Additional musicians
- Salman Albert – drums on all tracks except "Main Mastt Hoon (Dhamaal)", "Mahia", "Kia Se Kia" and "Chup Chup"
- John "Gumby" Louis Pinto – drums on "Main Mastt Hoon (Dhamaal)", "Mahia", "Kia Se Kia" and "Chup Chup"
- Ali Mustafa – loops and keyboards
- Ijaz Ali – harmonium on "Main Mastt Hoon (Dhamaal)"

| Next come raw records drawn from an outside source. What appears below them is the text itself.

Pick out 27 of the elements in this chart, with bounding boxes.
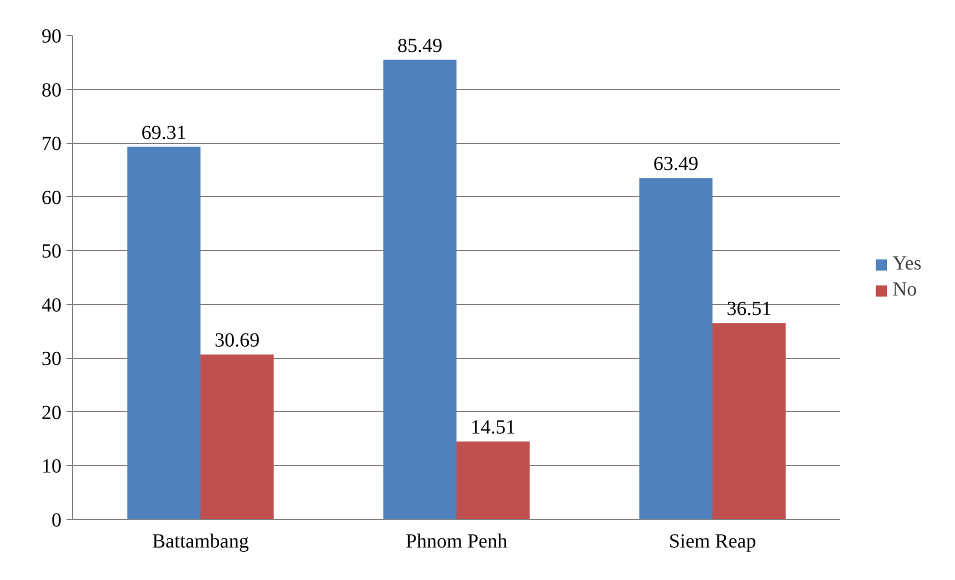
bar [456,441,530,520]
data-label: 30.69 [214,329,260,352]
data-label: 85.49 [397,34,442,57]
bar [127,146,200,520]
y-tick-label: 80 [42,79,62,102]
legend-label: No [892,278,917,302]
x-tick-label: Phnom Penh [406,530,508,552]
x-tick-label: Siem Reap [668,530,756,552]
y-tick-label: 0 [52,510,62,532]
bar [639,178,712,520]
data-label: 69.31 [141,122,186,144]
y-tick-label: 50 [42,240,62,263]
y-tick-label: 60 [42,186,62,209]
bar [383,60,456,520]
data-label: 36.51 [726,298,772,320]
y-tick-label: 20 [42,402,62,424]
legend-label: Yes [892,252,922,276]
y-tick-label: 30 [42,348,62,370]
x-tick-label: Battambang [152,530,249,552]
bar [712,323,786,520]
y-tick-label: 70 [42,133,62,156]
data-label: 63.49 [653,153,698,176]
y-tick-label: 90 [42,26,62,48]
bar [200,354,274,520]
data-label: 14.51 [470,416,516,438]
y-tick-label: 10 [42,456,62,478]
y-tick-label: 40 [42,294,62,316]
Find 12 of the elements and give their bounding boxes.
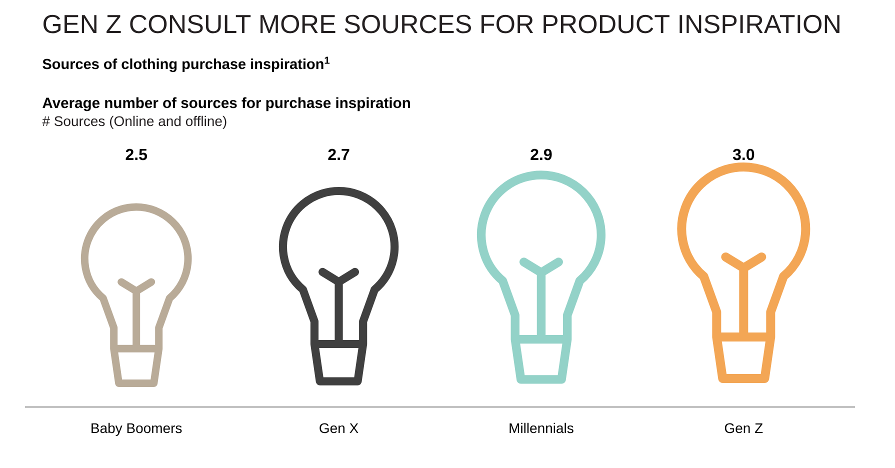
text: Average number of sources for purchase inspiration (42, 97, 410, 112)
text: GEN Z CONSULT MORE SOURCES FOR PRODUCT INSPIRATION (44, 14, 840, 34)
text: Sources of clothing purchase inspiration$^{1}$ (42, 56, 330, 72)
category-label: Gen Z (724, 423, 763, 434)
data-label: 3.0 (732, 148, 754, 160)
category-label: Gen X (320, 423, 358, 434)
data-label: 2.5 (126, 148, 148, 160)
category-label: Baby Boomers (92, 422, 182, 436)
data-label: 2.9 (530, 148, 552, 160)
category-label: Millennials (510, 422, 574, 434)
data-label: 2.7 (328, 148, 350, 160)
text: # Sources (Online and offline) (42, 116, 226, 129)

- Babar Khanna – percussion on "Main Mastt Hoon (Dhamaal)"

Production
- Mekaal Hasan – production, mixing
- Maram and Aabroo – photography
- Murtaza "Murzie" Niaz at Salieh Interactive – album cover concept and design
- Munib Narwaz and Karighar – wardrobe

==Awards and nominations==
Awarded for Best Album of the Year at the 7th Lux Style Awards in 2008.